En Bretagne, plus de 150 chercheurs, pour la plupart des physiciens, travaillent dans le domaine des nanosciences(1). Désormais des juristes, spécialistes notamment du droit de l’environnement et de la bioéthique, s’y intéressent. « L’objectif du programme Nanonorma(2) est de réfléchir sur la régulation juridique des nanomatériaux et des nanotechnologies. Il faut encadrer la production et l’utilisation des nano-objets, durant tout leur cycle de vie. » Nathalie Hervé-Fournereau, directrice adjointe du laboratoire Iode(3), dirige l’équipe rennaise qui participe à ce projet de recherche.

C’est le premier programme ANR(4), en France, sur le droit et les nanotechnologies. Lancé en 2009, sous la responsabilité de Stéphanie Lacour, chercheur CNRS en droit (UMR Cecoji d’Évry), il associe trois équipes(5) de droit en France. Soit une vingtaine de juristes, plus des chimistes et des biologistes, ainsi qu’un industriel, le groupe Arkema(6), qui produit des nanotubes de carbone.

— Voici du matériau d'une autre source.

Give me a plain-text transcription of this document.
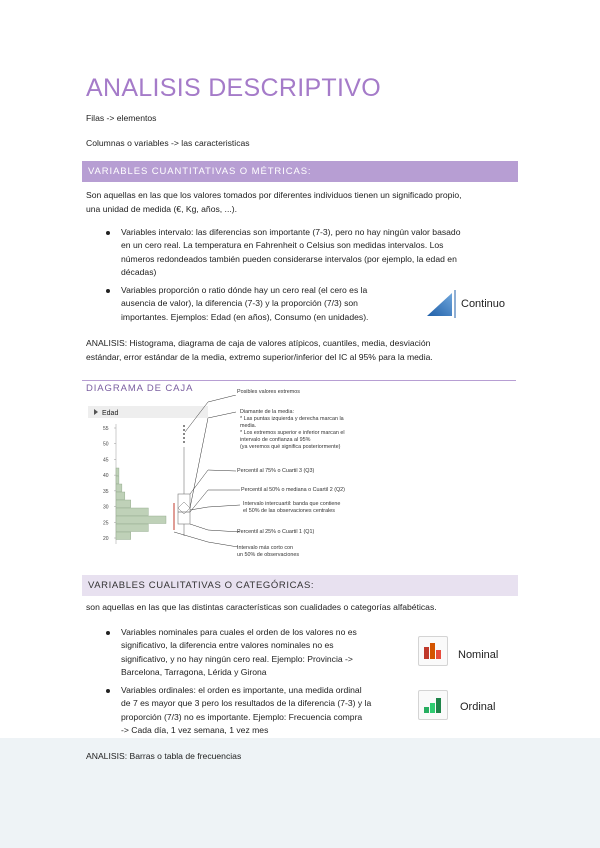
ANALISIS DESCRIPTIVO
Filas -> elementos
Columnas o variables -> las caracteristicas
VARIABLES CUANTITATIVAS O MÉTRICAS:
Son aquellas en las que los valores tomados por diferentes individuos tienen un significado propio,
una unidad de medida (€, Kg, años, ...).
Variables intervalo: las diferencias son importante (7-3), pero no hay ningún valor basado
en un cero real. La temperatura en Fahrenheit o Celsius son medidas intervalos. Los
números redondeados también pueden considerarse intervalos (por ejemplo, la edad en
décadas)
Variables proporción o ratio dónde hay un cero real (el cero es la
ausencia de valor), la diferencia (7-3) y la proporción (7/3) son
importantes. Ejemplos: Edad (en años), Consumo (en unidades).
Continuo
ANALISIS: Histograma, diagrama de caja de valores atípicos, cuantiles, media, desviación
estándar, error estándar de la media, extremo superior/inferior del IC al 95% para la media.
DIAGRAMA DE CAJA
Edad
55
50
45
40
35
30
25
20
Posibles valores extremos
Diamante de la media:
* Las puntas izquierda y derecha marcan la
media.
* Los extremos superior e inferior marcan el
intervalo de confianza al 95%
(ya veremos qué significa posteriormente)
Percentil al 75% o Cuartil 3 (Q3)
Percentil al 50% o mediana o Cuartil 2 (Q2)
Intervalo intercuartil: banda que contiene
el 50% de las observaciones centrales
Percentil al 25% o Cuartil 1 (Q1)
Intervalo más corto con
un 50% de observaciones
VARIABLES CUALITATIVAS O CATEGÓRICAS:
son aquellas en las que las distintas características son cualidades o categorías alfabéticas.
Variables nominales para cuales el orden de los valores no es
significativo, la diferencia entre valores nominales no es
significativo, y no hay ningún cero real. Ejemplo: Provincia ->
Barcelona, Tarragona, Lérida y Girona
Variables ordinales: el orden es importante, una medida ordinal
de 7 es mayor que 3 pero los resultados de la diferencia (7-3) y la
proporción (7/3) no es importante. Ejemplo: Frecuencia compra
-> Cada día, 1 vez semana, 1 vez mes
Nominal
Ordinal
ANALISIS: Barras o tabla de frecuencias
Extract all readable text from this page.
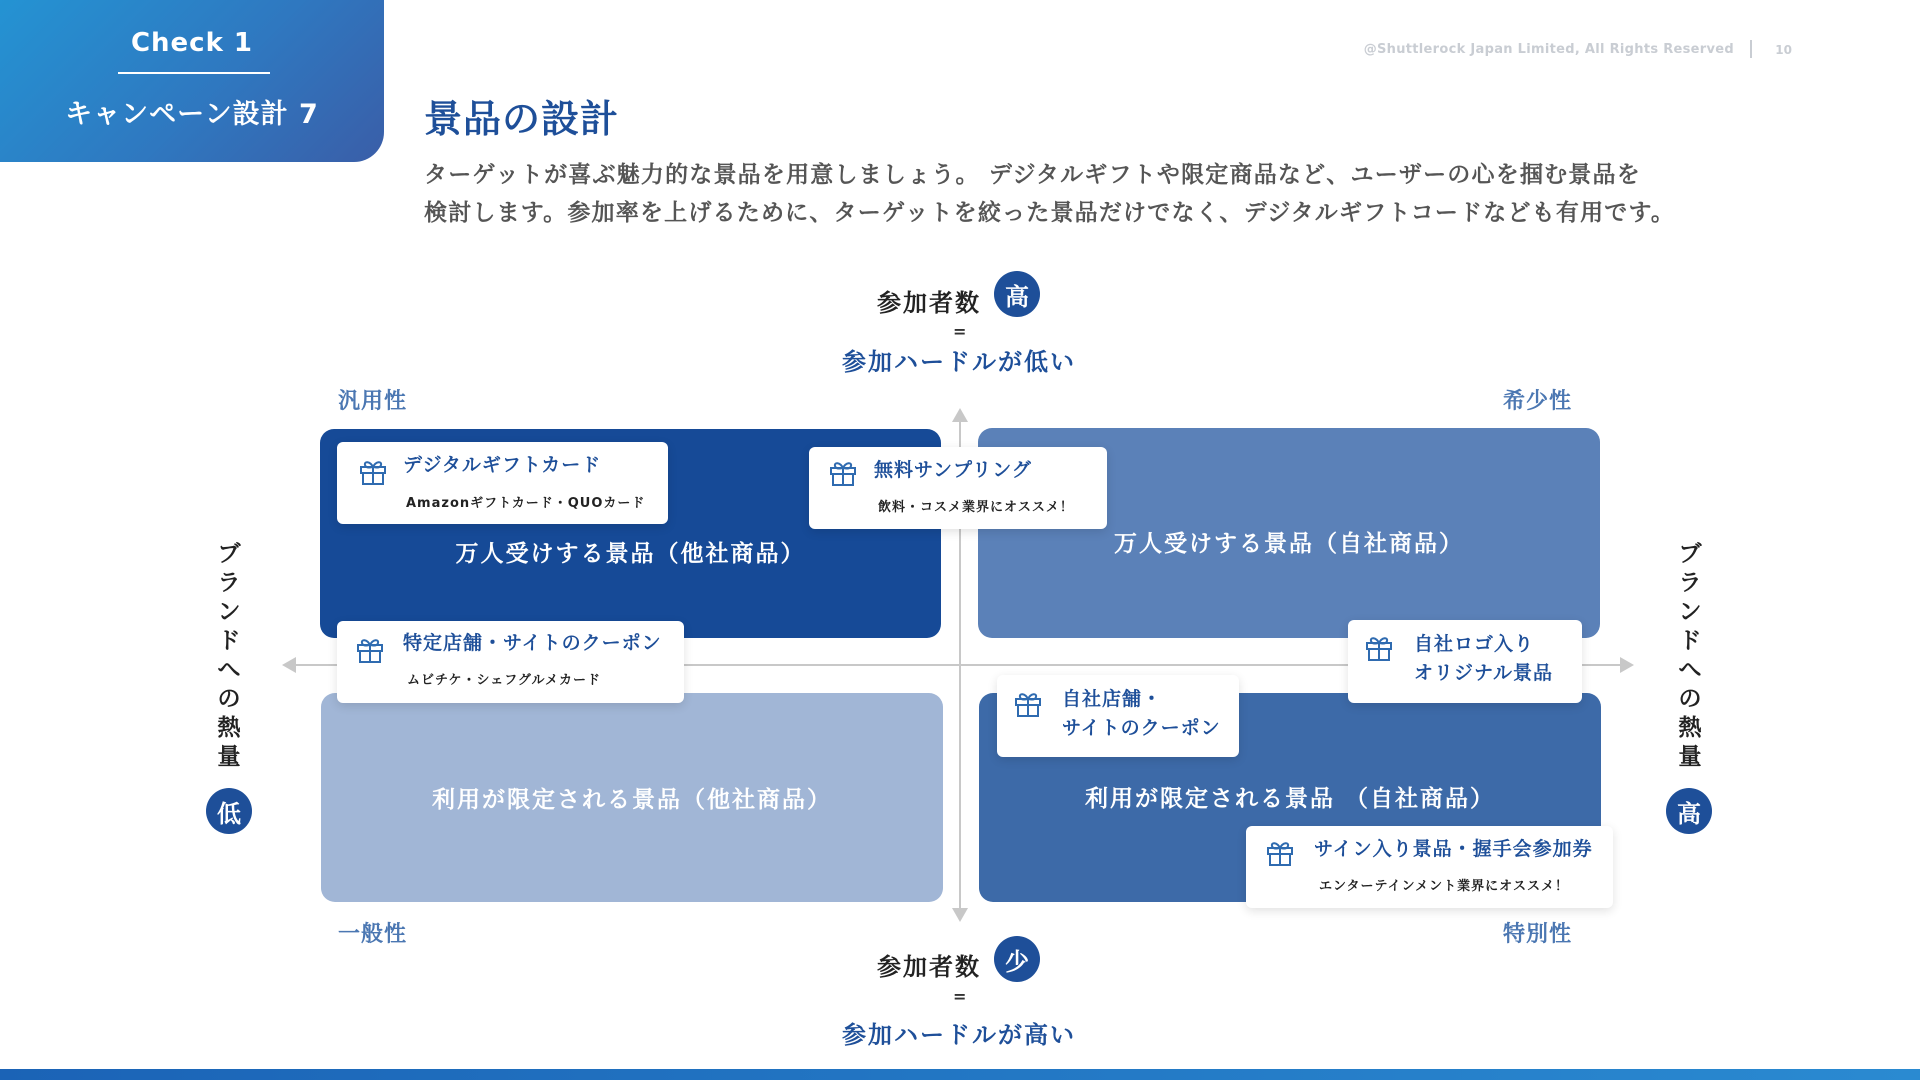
Check 1
キャンペーン設計 7
@Shuttlerock Japan Limited, All Rights Reserved	10
景品の設計
ターゲットが喜ぶ魅力的な景品を用意しましょう。 デジタルギフトや限定商品など、ユーザーの心を掴む景品を
検討します。参加率を上げるために、ターゲットを絞った景品だけでなく、デジタルギフトコードなども有用です。
万人受けする景品（他社商品）	万人受けする景品（自社商品）
利用が限定される景品（他社商品）	利用が限定される景品 （自社商品）
デジタルギフトカード
Amazonギフトカード・QUOカード
無料サンプリング
飲料・コスメ業界にオススメ！
特定店舗・サイトのクーポン
ムビチケ・シェフグルメカード
自社ロゴ入り
オリジナル景品
自社店舗・
サイトのクーポン
サイン入り景品・握手会参加券
エンターテインメント業界にオススメ！
汎用性	希少性
一般性	特別性
参加者数	高
=
参加ハードルが低い
参加者数	少
=
参加ハードルが高い
ブランドへの熱量
低
ブランドへの熱量
高
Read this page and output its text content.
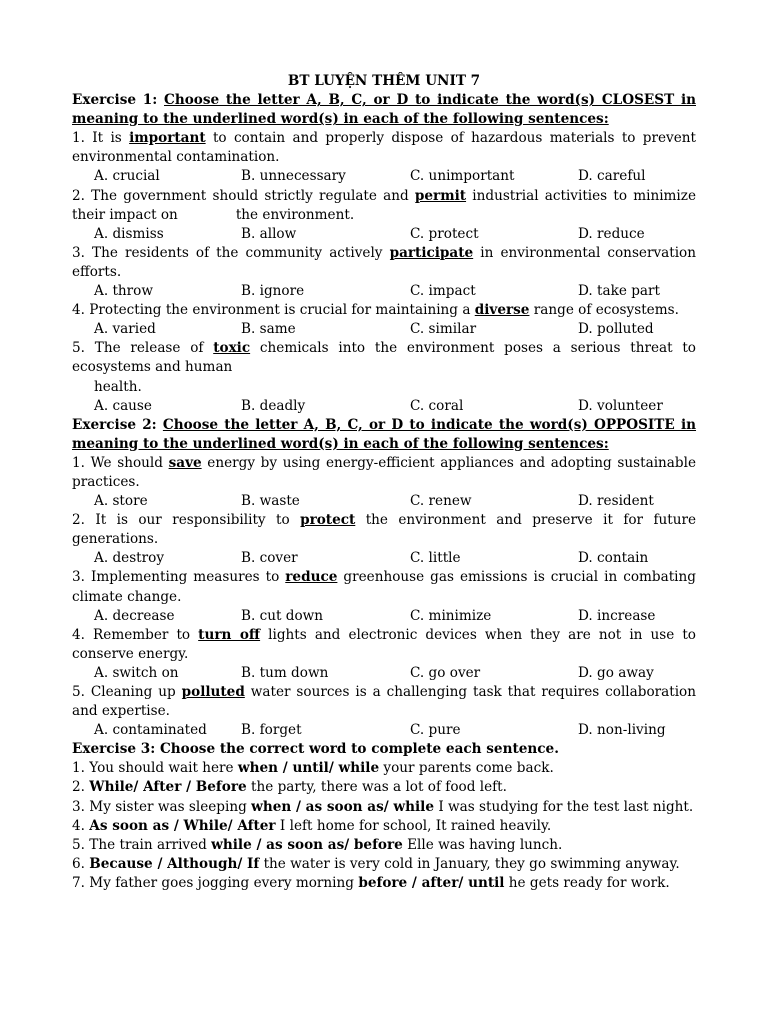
BT LUYỆN THÊM UNIT 7
Exercise 1: Choose the letter A, B, C, or D to indicate the word(s) CLOSEST in meaning to the underlined word(s) in each of the following sentences:
1. It is important to contain and properly dispose of hazardous materials to prevent environmental contamination.
A. crucial	B. unnecessary	C. unimportant	D. careful
2. The government should strictly regulate and permit industrial activities to minimize their impact on	the environment.
A. dismiss	B. allow	C. protect	D. reduce
3. The residents of the community actively participate in environmental conservation efforts.
A. throw	B. ignore	C. impact	D. take part
4. Protecting the environment is crucial for maintaining a diverse range of ecosystems.
A. varied	B. same	C. similar	D. polluted
5. The release of toxic chemicals into the environment poses a serious threat to ecosystems and human
health.
A. cause	B. deadly	C. coral	D. volunteer
Exercise 2: Choose the letter A, B, C, or D to indicate the word(s) OPPOSITE in meaning to the underlined word(s) in each of the following sentences:
1. We should save energy by using energy-efficient appliances and adopting sustainable practices.
A. store	B. waste	C. renew	D. resident
2. It is our responsibility to protect the environment and preserve it for future generations.
A. destroy	B. cover	C. little	D. contain
3. Implementing measures to reduce greenhouse gas emissions is crucial in combating climate change.
A. decrease	B. cut down	C. minimize	D. increase
4. Remember to turn off lights and electronic devices when they are not in use to conserve energy.
A. switch on	B. tum down	C. go over	D. go away
5. Cleaning up polluted water sources is a challenging task that requires collaboration and expertise.
A. contaminated	B. forget	C. pure	D. non-living
Exercise 3: Choose the correct word to complete each sentence.
1. You should wait here when / until/ while your parents come back.
2. While/ After / Before the party, there was a lot of food left.
3. My sister was sleeping when / as soon as/ while I was studying for the test last night.
4. As soon as / While/ After I left home for school, It rained heavily.
5. The train arrived while / as soon as/ before Elle was having lunch.
6. Because / Although/ If the water is very cold in January, they go swimming anyway.
7. My father goes jogging every morning before / after/ until he gets ready for work.
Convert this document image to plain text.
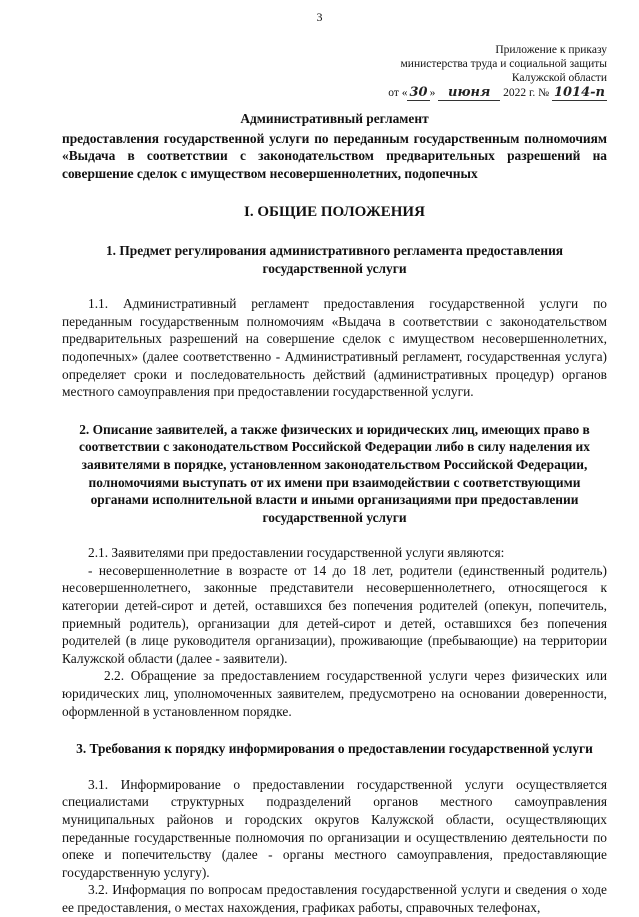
3
Приложение к приказу
министерства труда и социальной защиты
Калужской области
от « 30 » июня 2022 г. № 1014-п
Административный регламент

предоставления государственной услуги по переданным государственным полномочиям «Выдача в соответствии с законодательством предварительных разрешений на совершение сделок с имуществом несовершеннолетних, подопечных

I. ОБЩИЕ ПОЛОЖЕНИЯ
1. Предмет регулирования административного регламента предоставления государственной услуги

1.1. Административный регламент предоставления государственной услуги по переданным государственным полномочиям «Выдача в соответствии с законодательством предварительных разрешений на совершение сделок с имуществом несовершеннолетних, подопечных» (далее соответственно - Административный регламент, государственная услуга) определяет сроки и последовательность действий (административных процедур) органов местного самоуправления при предоставлении государственной услуги.

2. Описание заявителей, а также физических и юридических лиц, имеющих право в соответствии с законодательством Российской Федерации либо в силу наделения их заявителями в порядке, установленном законодательством Российской Федерации, полномочиями выступать от их имени при взаимодействии с соответствующими органами исполнительной власти и иными организациями при предоставлении государственной услуги

2.1. Заявителями при предоставлении государственной услуги являются:

- несовершеннолетние в возрасте от 14 до 18 лет, родители (единственный родитель) несовершеннолетнего, законные представители несовершеннолетнего, относящегося к категории детей-сирот и детей, оставшихся без попечения родителей (опекун, попечитель, приемный родитель), организации для детей-сирот и детей, оставшихся без попечения родителей (в лице руководителя организации), проживающие (пребывающие) на территории Калужской области (далее - заявители).

2.2. Обращение за предоставлением государственной услуги через физических или юридических лиц, уполномоченных заявителем, предусмотрено на основании доверенности, оформленной в установленном порядке.

3. Требования к порядку информирования о предоставлении государственной услуги

3.1. Информирование о предоставлении государственной услуги осуществляется специалистами структурных подразделений органов местного самоуправления муниципальных районов и городских округов Калужской области, осуществляющих переданные государственные полномочия по организации и осуществлению деятельности по опеке и попечительству (далее - органы местного самоуправления, предоставляющие государственную услугу).

3.2. Информация по вопросам предоставления государственной услуги и сведения о ходе ее предоставления, о местах нахождения, графиках работы, справочных телефонах,
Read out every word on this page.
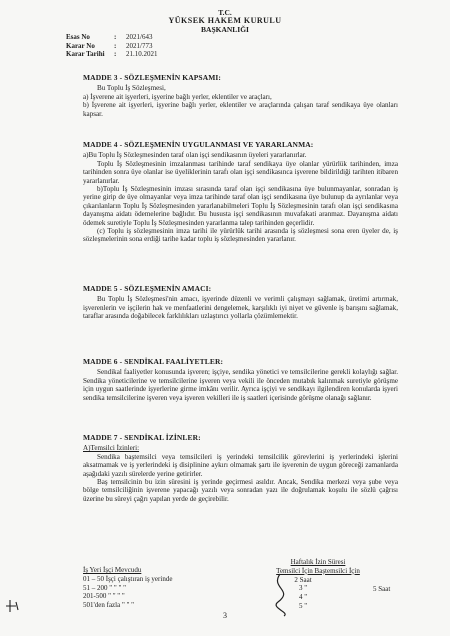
T.C.
YÜKSEK HAKEM KURULU
BAŞKANLIĞI
Esas No	:	2021/643
Karar No	:	2021/773
Karar Tarihi	:	21.10.2021
MADDE 3 - SÖZLEŞMENİN KAPSAMI:

Bu Toplu İş Sözleşmesi,

a) İşverene ait işyerleri, işyerine bağlı yerler, eklentiler ve araçları,

b) İşverene ait işyerleri, işyerine bağlı yerler, eklentiler ve araçlarında çalışan taraf sendikaya üye olanları kapsar.

MADDE 4 - SÖZLEŞMENİN UYGULANMASI VE YARARLANMA:

a)Bu Toplu İş Sözleşmesinden taraf olan işçi sendikasının üyeleri yararlanırlar.

Toplu İş Sözleşmesinin imzalanması tarihinde taraf sendikaya üye olanlar yürürlük tarihinden, imza tarihinden sonra üye olanlar ise üyeliklerinin tarafı olan işçi sendikasınca işverene bildirildiği tarihten itibaren yararlanırlar.

b)Toplu İş Sözleşmesinin imzası sırasında taraf olan işçi sendikasına üye bulunmayanlar, sonradan iş yerine girip de üye olmayanlar veya imza tarihinde taraf olan işçi sendikasına üye bulunup da ayrılanlar veya çıkarılanların Toplu İş Sözleşmesinden yararlanabilmeleri Toplu İş Sözleşmesinin tarafı olan işçi sendikasına dayanışma aidatı ödemelerine bağlıdır. Bu hususta işçi sendikasının muvafakati aranmaz. Dayanışma aidatı ödemek suretiyle Toplu İş Sözleşmesinden yararlanma talep tarihinden geçerlidir.

(c) Toplu iş sözleşmesinin imza tarihi ile yürürlük tarihi arasında iş sözleşmesi sona eren üyeler de, iş sözleşmelerinin sona erdiği tarihe kadar toplu iş sözleşmesinden yararlanır.

MADDE 5 - SÖZLEŞMENİN AMACI:

Bu Toplu İş Sözleşmesi'nin amacı, işyerinde düzenli ve verimli çalışmayı sağlamak, üretimi artırmak, işverenlerin ve işçilerin hak ve menfaatlerini dengelemek, karşılıklı iyi niyet ve güvenle iş barışını sağlamak, taraflar arasında doğabilecek farklılıkları uzlaştırıcı yollarla çözümlemektir.

MADDE 6 - SENDİKAL FAALİYETLER:

Sendikal faaliyetler konusunda işveren; işçiye, sendika yönetici ve temsilcilerine gerekli kolaylığı sağlar. Sendika yöneticilerine ve temsilcilerine işveren veya vekili ile önceden mutabık kalınmak suretiyle görüşme için uygun saatlerinde işyerlerine girme imkânı verilir. Ayrıca işçiyi ve sendikayı ilgilendiren konularda işyeri sendika temsilcilerine işveren veya işveren vekilleri ile iş saatleri içerisinde görüşme olanağı sağlanır.

MADDE 7 - SENDİKAL İZİNLER:

A)Temsilci İzinleri:

Sendika baştemsilci veya temsilcileri iş yerindeki temsilcilik görevlerini iş yerlerindeki işlerini aksatmamak ve iş yerlerindeki iş disiplinine aykırı olmamak şartı ile işverenin de uygun göreceği zamanlarda aşağıdaki yazılı sürelerde yerine getirirler.

Baş temsilcinin bu izin süresini iş yerinde geçirmesi asıldır. Ancak, Sendika merkezi veya şube veya bölge temsilciliğinin işverene yapacağı yazılı veya sonradan yazı ile doğrulamak koşulu ile sözlü çağrısı üzerine bu süreyi çağrı yapılan yerde de geçirebilir.

İş Yeri İşçi Mevcudu
01 – 50 İşçi çalıştıran iş yerinde
51 – 200 " " " "
201-500 " " " "
501'den fazla " " "
Haftalık İzin Süresi
Temsilci İçin Baştemsilci İçin
2 Saat
3 "
4 "
5 "
5 Saat
3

Protection des travailleurs

« Nous allons analyser comment Arkema assure la protection des travailleurs exposés et de l’environnement, explique Nathalie Hervé-Fournereau. Ce sera très intéressant de voir comment sont fabriqués les nanotubes, comment ils sont manipulés et livrés à leurs clients. » En plus du médecin du travail de l’entreprise, les chercheurs collaborent aussi avec la responsable des brevets, pour étudier la protection juridique de l’innovation.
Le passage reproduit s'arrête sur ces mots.